Ross Gelbspan. In a 1997 TV interview about his newly-published book.
There’s a large coal operation called Western Fuels, it’s a $400 million coal operation, in their 1991 annual report, they were very candid, they said “We want to attack mainstream science …”
He didn’t just say that a single time. In his 2006 Earthlands presentation, he named the same name seen in the Maine v BP / California v BP accusations:
Western Fuels, which is a 400 million dollar coal operation, it was very candid in its annual report, it said it was out to attack mainstream scientists, it hired three scientists who were skeptical of this phenomenon Pat Michaels, Bob Balling, Fred Singer, it turned out they paid these three scientists more than a million dollars under the table, which was never disclosed publicly until we wrote about it. Western Fuels and several coal utilities then launched a big PR program, they sent these scientist all over the country to do a lot of media interviews and lectures and appearances … We got a copy of the strategy papers for that campaign. And it says specifically the campaign is designed to “reposition global warming as theory rather than fact“, and more specifically it was designed to target “older, less-educated men” and “young, low-income women” …
See that? Essentially a straight line can be drawn from Ross Gelbspan in 1997 through the 2017 Matt Pawa’s pair of California lawsuits, to the Nov 2024 Maine v BP lawsuit. But Dr Singer had no involvement with the ICE campaign whatsoever, and – I can’t say it often enough – neither the memo strategy nor its audience targeting goal were ever implemented.

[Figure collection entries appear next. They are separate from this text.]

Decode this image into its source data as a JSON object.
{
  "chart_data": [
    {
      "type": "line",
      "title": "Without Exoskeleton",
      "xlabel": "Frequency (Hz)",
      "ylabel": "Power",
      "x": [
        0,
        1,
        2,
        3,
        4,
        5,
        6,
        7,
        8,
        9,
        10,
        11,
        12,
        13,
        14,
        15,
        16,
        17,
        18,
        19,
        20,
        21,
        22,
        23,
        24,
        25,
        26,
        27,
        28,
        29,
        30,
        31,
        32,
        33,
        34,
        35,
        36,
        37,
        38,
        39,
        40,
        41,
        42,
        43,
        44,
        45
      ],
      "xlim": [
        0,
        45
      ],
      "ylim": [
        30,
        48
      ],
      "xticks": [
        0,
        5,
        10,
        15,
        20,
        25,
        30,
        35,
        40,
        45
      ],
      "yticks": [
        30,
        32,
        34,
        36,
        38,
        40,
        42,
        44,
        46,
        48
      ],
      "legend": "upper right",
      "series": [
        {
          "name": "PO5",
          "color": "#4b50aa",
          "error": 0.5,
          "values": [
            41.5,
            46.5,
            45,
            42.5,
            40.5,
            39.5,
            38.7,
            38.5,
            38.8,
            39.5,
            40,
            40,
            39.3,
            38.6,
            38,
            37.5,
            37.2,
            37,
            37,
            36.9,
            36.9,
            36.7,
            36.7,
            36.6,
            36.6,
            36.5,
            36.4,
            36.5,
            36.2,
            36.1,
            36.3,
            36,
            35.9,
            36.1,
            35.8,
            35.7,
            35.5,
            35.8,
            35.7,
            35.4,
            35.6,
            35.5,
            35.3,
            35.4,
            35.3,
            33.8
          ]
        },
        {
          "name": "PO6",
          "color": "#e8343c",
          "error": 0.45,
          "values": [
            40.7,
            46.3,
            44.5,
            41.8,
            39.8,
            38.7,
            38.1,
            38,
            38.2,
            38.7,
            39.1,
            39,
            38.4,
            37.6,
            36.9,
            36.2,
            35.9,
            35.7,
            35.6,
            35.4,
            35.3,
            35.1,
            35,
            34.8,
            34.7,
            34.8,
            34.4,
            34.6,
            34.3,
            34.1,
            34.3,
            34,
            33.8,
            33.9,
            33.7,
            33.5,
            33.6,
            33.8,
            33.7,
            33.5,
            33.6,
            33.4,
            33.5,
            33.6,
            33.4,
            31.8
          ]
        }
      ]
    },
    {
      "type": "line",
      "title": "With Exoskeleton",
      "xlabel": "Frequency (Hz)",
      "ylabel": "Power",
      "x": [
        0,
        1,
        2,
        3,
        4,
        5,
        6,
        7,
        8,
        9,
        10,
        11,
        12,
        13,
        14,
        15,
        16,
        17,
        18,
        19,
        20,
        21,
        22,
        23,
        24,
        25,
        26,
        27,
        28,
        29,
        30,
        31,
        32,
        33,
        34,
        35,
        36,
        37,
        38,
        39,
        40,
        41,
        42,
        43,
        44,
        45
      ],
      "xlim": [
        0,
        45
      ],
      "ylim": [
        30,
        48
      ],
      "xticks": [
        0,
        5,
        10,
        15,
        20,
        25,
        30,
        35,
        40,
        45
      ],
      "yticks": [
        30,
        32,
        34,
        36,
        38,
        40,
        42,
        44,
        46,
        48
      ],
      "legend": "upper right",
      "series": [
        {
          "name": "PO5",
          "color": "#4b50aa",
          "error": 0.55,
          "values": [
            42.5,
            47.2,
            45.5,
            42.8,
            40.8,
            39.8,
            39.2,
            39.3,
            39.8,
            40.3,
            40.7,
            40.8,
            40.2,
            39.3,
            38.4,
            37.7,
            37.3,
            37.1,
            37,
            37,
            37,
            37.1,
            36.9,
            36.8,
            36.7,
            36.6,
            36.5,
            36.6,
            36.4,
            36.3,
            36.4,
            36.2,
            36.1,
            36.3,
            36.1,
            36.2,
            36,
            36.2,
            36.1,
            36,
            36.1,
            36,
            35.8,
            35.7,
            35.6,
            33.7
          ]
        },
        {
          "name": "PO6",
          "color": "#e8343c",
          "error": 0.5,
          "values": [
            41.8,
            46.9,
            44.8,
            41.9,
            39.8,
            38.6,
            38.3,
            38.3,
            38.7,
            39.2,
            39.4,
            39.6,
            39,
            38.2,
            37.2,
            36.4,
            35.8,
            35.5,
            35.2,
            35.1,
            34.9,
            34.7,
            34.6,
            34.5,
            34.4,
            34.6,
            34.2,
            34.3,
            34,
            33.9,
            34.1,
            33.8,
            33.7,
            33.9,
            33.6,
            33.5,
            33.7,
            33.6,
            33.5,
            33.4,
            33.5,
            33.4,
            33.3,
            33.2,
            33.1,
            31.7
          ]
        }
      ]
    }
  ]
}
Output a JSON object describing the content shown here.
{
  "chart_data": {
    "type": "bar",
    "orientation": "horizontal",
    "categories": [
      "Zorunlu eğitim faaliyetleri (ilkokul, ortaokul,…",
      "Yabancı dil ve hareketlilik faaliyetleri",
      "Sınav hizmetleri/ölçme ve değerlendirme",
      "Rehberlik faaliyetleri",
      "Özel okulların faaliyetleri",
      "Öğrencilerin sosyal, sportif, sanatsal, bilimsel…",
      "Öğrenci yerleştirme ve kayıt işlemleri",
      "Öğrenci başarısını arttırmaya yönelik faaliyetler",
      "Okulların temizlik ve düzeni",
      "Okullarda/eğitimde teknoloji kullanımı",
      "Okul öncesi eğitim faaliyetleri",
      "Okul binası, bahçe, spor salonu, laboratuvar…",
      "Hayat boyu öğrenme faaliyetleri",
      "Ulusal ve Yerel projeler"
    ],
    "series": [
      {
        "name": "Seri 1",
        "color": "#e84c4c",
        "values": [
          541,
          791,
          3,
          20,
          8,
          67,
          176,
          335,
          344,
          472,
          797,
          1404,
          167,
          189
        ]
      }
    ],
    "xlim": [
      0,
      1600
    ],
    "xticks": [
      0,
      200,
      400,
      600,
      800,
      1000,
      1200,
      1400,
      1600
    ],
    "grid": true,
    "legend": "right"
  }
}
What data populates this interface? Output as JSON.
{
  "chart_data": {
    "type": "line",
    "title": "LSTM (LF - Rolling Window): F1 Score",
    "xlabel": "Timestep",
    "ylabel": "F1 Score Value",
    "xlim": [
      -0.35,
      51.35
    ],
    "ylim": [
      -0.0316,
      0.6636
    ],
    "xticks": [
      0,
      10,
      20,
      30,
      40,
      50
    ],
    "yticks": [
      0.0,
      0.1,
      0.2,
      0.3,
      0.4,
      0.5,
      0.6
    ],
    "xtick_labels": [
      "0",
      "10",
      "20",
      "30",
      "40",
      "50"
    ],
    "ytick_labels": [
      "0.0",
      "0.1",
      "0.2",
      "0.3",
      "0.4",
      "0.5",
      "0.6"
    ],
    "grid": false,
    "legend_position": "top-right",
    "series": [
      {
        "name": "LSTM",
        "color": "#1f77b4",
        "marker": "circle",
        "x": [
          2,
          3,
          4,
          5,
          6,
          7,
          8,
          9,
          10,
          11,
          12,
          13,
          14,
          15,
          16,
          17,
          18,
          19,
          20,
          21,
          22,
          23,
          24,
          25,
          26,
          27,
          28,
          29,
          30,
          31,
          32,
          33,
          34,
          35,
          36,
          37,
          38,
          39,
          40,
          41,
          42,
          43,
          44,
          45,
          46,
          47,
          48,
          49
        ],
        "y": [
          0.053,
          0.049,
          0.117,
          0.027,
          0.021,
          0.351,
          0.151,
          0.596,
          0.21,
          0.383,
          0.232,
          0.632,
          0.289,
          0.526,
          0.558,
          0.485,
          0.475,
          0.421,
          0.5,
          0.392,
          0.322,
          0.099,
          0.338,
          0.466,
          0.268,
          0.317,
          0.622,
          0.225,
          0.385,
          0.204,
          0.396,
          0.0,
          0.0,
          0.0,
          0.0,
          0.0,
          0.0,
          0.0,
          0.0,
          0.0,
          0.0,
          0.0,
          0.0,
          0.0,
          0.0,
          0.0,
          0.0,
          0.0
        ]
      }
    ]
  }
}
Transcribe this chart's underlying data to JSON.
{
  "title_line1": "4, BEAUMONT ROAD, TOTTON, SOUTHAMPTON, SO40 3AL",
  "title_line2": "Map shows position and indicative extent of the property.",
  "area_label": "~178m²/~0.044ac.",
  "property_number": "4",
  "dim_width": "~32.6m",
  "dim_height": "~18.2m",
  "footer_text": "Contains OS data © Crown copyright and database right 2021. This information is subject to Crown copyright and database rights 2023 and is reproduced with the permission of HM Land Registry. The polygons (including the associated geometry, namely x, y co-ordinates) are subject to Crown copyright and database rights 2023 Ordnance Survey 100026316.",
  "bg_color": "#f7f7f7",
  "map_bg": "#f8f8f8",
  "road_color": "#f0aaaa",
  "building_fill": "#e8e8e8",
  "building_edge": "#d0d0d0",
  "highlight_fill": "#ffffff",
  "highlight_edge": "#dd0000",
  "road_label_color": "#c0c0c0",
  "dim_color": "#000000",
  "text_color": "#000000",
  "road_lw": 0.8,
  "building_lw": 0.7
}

Regarding Gelbspan’s bit about the Western Fuels 1991 annual report – when I wrote my July 2013 “Why Say Sinister Plans are in a Coal Association’s Annual Report… when they aren’t?” it was a complete mystery why the man would paint himself into such an indefensible corner via a fervent misguided hope that nobody would ever think to check if Western Fuels ever made such a statement. But when Al Gore had this memo collection in his possession years before Gelbspan did, … and when I have it on firsthand confirmation that a Senate associate of Al Gore’s was demanding to have annual report copies and other docs from Western Fuels back in the early 1990s … and when Al Gore demonstrated an outright desire to launch a character assassination attack against Dr Singer in 1994 …….
… the growing appearance here is less that Gelbspan discovered the memos at all, and instead a pile of leaked docs / annual reports was dumped on him, with the instruction for him to use all of that to attack proponents advocating for the public to hear.
… the growing appearance here is less that Gelbspan discovered the memos at all, and instead a pile of leaked docs / annual reports was dumped on him, with the instruction for him to use all of that to attack the proponents of the public hearing all of the available science information.
Sorta looks like the same thing happened within the last year for the people who assembled the latest Maine v BP lawsuit, doesn’t it?